Wat ik vooral vervelend vind is dat 3 keer per jaar naar de tandarts en gebitsreiniging blijkbaar niet voldoende was. De vraag is of de parodontitis zo snel veel ernstiger geworden is door de vele corticosteroïden ?
Zowel de dermatoloog als de tandarts heeft dit niet opgemerkt of voor dit risico gewaarschuwd. Ik ga nu voor behandeling naar de mondhygiënist en zij behandelt met grote zachtheid en houdt rekening met het Köbner-fenomeen waardoor langzaam maar zeker de ontstekingen verminderen.
De roodheid en zwelling variëren van dag tot dag (zie afbeelding 3).
Afbeelding 3
Een half jaar geleden ben ik vanwege de aanhoudende pijn in de rechterbovenkaak achtereenvolgens bij een KNO arts geweest en daarna bij de MKA chirurg.
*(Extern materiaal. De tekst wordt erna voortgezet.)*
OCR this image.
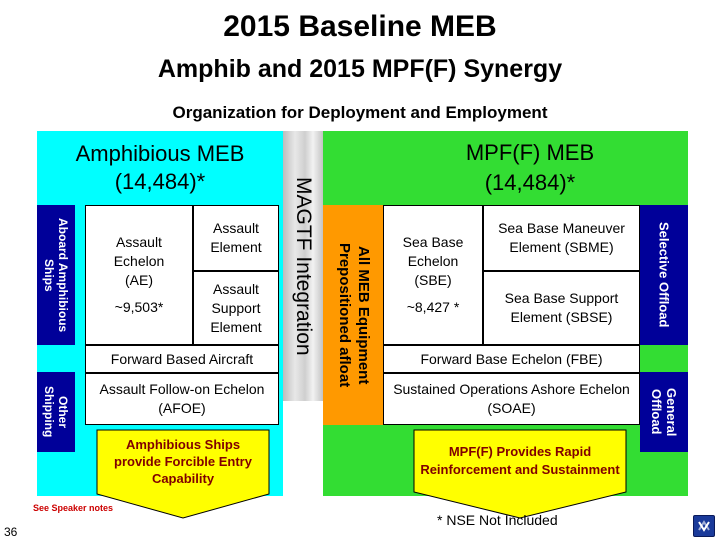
2015 Baseline MEB
Amphib and 2015 MPF(F) Synergy
Organization for Deployment and Employment
Amphibious MEB
(14,484)*
Aboard Amphibious Ships
Other Shipping
Assault Echelon (AE)
~9,503*
Assault Element
Assault Support Element
Forward Based Aircraft
Assault Follow-on Echelon (AFOE)
Amphibious Ships provide Forcible Entry Capability
MAGTF Integration
MPF(F) MEB
(14,484)*
All MEB Equipment Prepositioned afloat
Sea Base Echelon (SBE)
~8,427 *
Sea Base Maneuver Element (SBME)
Sea Base Support Element (SBSE)
Forward Base Echelon (FBE)
Sustained Operations Ashore Echelon (SOAE)
Selective Offload
General Offload
MPF(F) Provides Rapid Reinforcement and Sustainment
See Speaker notes
36
* NSE Not Included
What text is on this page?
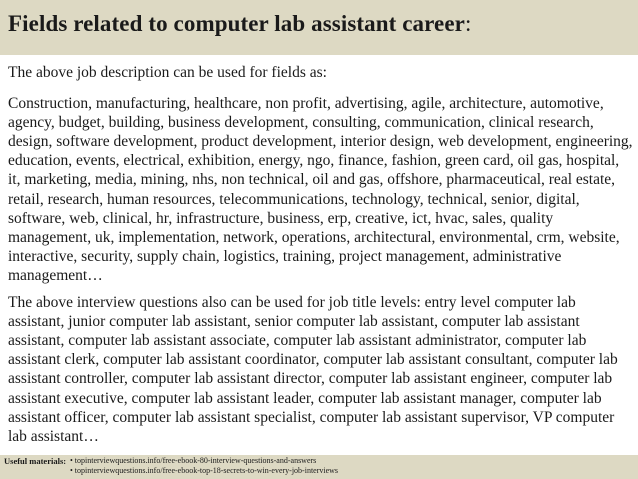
Fields related to computer lab assistant career:

The above job description can be used for fields as:

Construction, manufacturing, healthcare, non profit, advertising, agile, architecture, automotive, agency, budget, building, business development, consulting, communication, clinical research, design, software development, product development, interior design, web development, engineering, education, events, electrical, exhibition, energy, ngo, finance, fashion, green card, oil gas, hospital, it, marketing, media, mining, nhs, non technical, oil and gas, offshore, pharmaceutical, real estate, retail, research, human resources, telecommunications, technology, technical, senior, digital, software, web, clinical, hr, infrastructure, business, erp, creative, ict, hvac, sales, quality management, uk, implementation, network, operations, architectural, environmental, crm, website, interactive, security, supply chain, logistics, training, project management, administrative management…

The above interview questions also can be used for job title levels: entry level computer lab assistant, junior computer lab assistant, senior computer lab assistant, computer lab assistant assistant, computer lab assistant associate, computer lab assistant administrator, computer lab assistant clerk, computer lab assistant coordinator, computer lab assistant consultant, computer lab assistant controller, computer lab assistant director, computer lab assistant engineer, computer lab assistant executive, computer lab assistant leader, computer lab assistant manager, computer lab assistant officer, computer lab assistant specialist, computer lab assistant supervisor, VP computer lab assistant…

Useful materials: • topinterviewquestions.info/free-ebook-80-interview-questions-and-answers
• topinterviewquestions.info/free-ebook-top-18-secrets-to-win-every-job-interviews
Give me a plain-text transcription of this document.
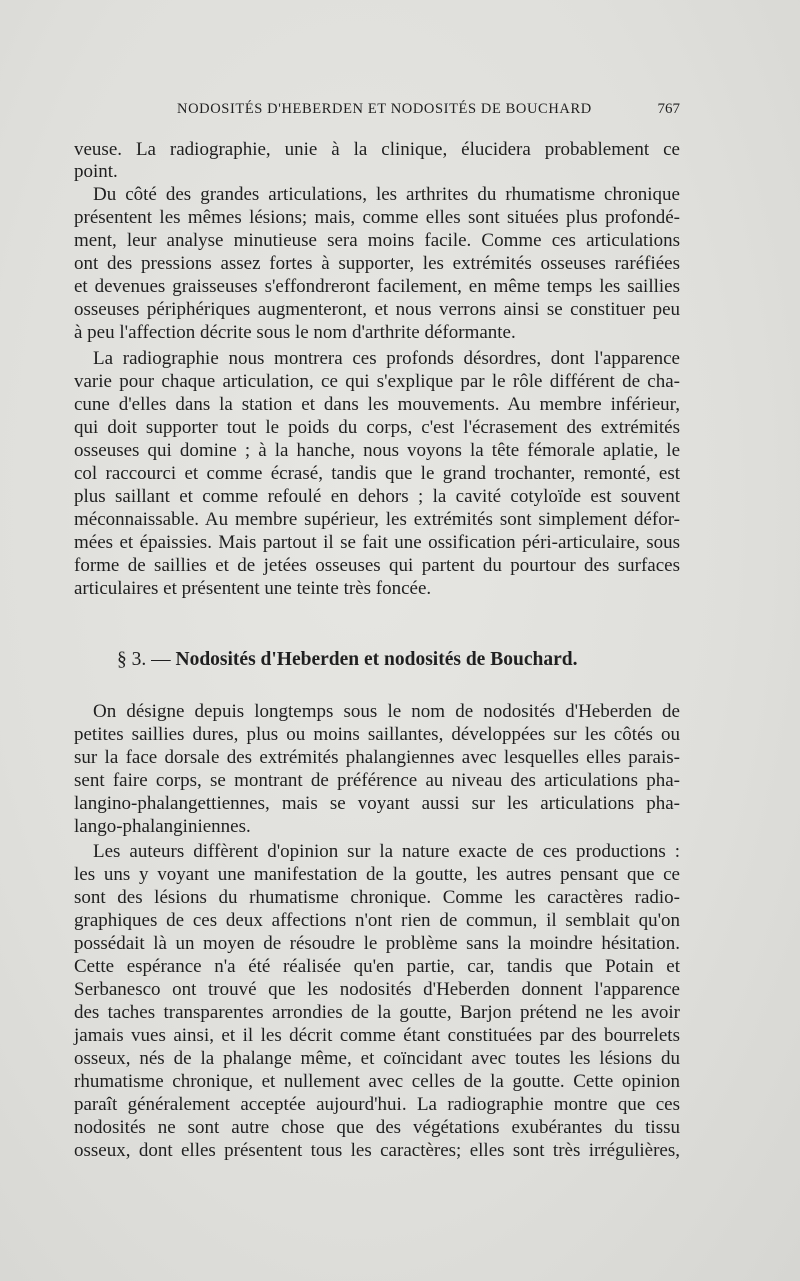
NODOSITÉS D'HEBERDEN ET NODOSITÉS DE BOUCHARD	767
veuse. La radiographie, unie à la clinique, élucidera probablement ce
point.
Du côté des grandes articulations, les arthrites du rhumatisme chronique
présentent les mêmes lésions; mais, comme elles sont situées plus profondé-
ment, leur analyse minutieuse sera moins facile. Comme ces articulations
ont des pressions assez fortes à supporter, les extrémités osseuses raréfiées
et devenues graisseuses s'effondreront facilement, en même temps les saillies
osseuses périphériques augmenteront, et nous verrons ainsi se constituer peu
à peu l'affection décrite sous le nom d'arthrite déformante.
La radiographie nous montrera ces profonds désordres, dont l'apparence
varie pour chaque articulation, ce qui s'explique par le rôle différent de cha-
cune d'elles dans la station et dans les mouvements. Au membre inférieur,
qui doit supporter tout le poids du corps, c'est l'écrasement des extrémités
osseuses qui domine ; à la hanche, nous voyons la tête fémorale aplatie, le
col raccourci et comme écrasé, tandis que le grand trochanter, remonté, est
plus saillant et comme refoulé en dehors ; la cavité cotyloïde est souvent
méconnaissable. Au membre supérieur, les extrémités sont simplement défor-
mées et épaissies. Mais partout il se fait une ossification péri-articulaire, sous
forme de saillies et de jetées osseuses qui partent du pourtour des surfaces
articulaires et présentent une teinte très foncée.
§ 3. — Nodosités d'Heberden et nodosités de Bouchard.
On désigne depuis longtemps sous le nom de nodosités d'Heberden de
petites saillies dures, plus ou moins saillantes, développées sur les côtés ou
sur la face dorsale des extrémités phalangiennes avec lesquelles elles parais-
sent faire corps, se montrant de préférence au niveau des articulations pha-
langino-phalangettiennes, mais se voyant aussi sur les articulations pha-
lango-phalanginiennes.
Les auteurs diffèrent d'opinion sur la nature exacte de ces productions :
les uns y voyant une manifestation de la goutte, les autres pensant que ce
sont des lésions du rhumatisme chronique. Comme les caractères radio-
graphiques de ces deux affections n'ont rien de commun, il semblait qu'on
possédait là un moyen de résoudre le problème sans la moindre hésitation.
Cette espérance n'a été réalisée qu'en partie, car, tandis que Potain et
Serbanesco ont trouvé que les nodosités d'Heberden donnent l'apparence
des taches transparentes arrondies de la goutte, Barjon prétend ne les avoir
jamais vues ainsi, et il les décrit comme étant constituées par des bourrelets
osseux, nés de la phalange même, et coïncidant avec toutes les lésions du
rhumatisme chronique, et nullement avec celles de la goutte. Cette opinion
paraît généralement acceptée aujourd'hui. La radiographie montre que ces
nodosités ne sont autre chose que des végétations exubérantes du tissu
osseux, dont elles présentent tous les caractères; elles sont très irrégulières,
Met een CT scan hebben de artsen zowel de bijholtes op ontstekingen bekeken als ook de kaak zelf. Gelukkig bleek daar niets mee aan de hand. Op advies van de MKA arts heb ik daarna een paar maanden orofaciale fysiotherapie gehad. Dat heeft de kaakpijn aanzienlijk verbeterd.
Een MKA-arts gaf mij pas aan dat je clobetasol-mondspoeling maximaal 3 weken mag gebruiken! Bovendien werd ik de laatste keer helemaal onwel van de modspoeling. Sindsdien smeer ik met tacrolimuszalf ipv clobetasol. De ontstekingen lijken sneller te reageren en deze zalf heeft niet de nadelen van de corticosteroïden. Het duurt alleen wat langer voor je resultaat merkt en de mond kan heel branderig aanvoelen. Zelfs yoghurt smaakt naar hete peper …
Al met al ben ik tevreden met mijn behandelaar in het UMC Utrecht: een jonge dermatoloog die altijd de tijd neemt om naar mij te luisteren en met mij mee te denken. Voor mensen met een huidaandoening is het zo essentieel om gehoord te worden. Dat suggereert dat dit niet altijd het geval is… Het grote probleem is de onbekendheid van de aandoening. Huisartsen, gynaecologen en vooral oudere artsen zijn zich vaak niet bewust dat lichen planus ook (alleen) in de mond kan voorkomen. Een ander probleem is dat de aando–ning – in tegenstelling tot andere huidprob–emen – de ene dag sterk aanwezig is en de andere dag nauwelijks. Mensen begrijpen dan niet dat je toch iets onder de leden kunt hebben. Door de aandoening ben ik het contact met sommige mensen uit mijn directe omgeving kwijtgeraakt. Begrijp me niet verkeerd: ik hoef niet de hele daglichenlichen planus te praten, integendeel. Maar als ik bijvoorbeeld niet aan een activiteit kan deelnemen zoals een fietstochtje, of moeite heb met eten of drinken tijdens een feestje, wil ik er niet om eromheen hoeven te draaien en het gewoon kunnen vertellen. Maar de omgeving staat daar meestal niet voor open, en dat maakt soms best eenzaam.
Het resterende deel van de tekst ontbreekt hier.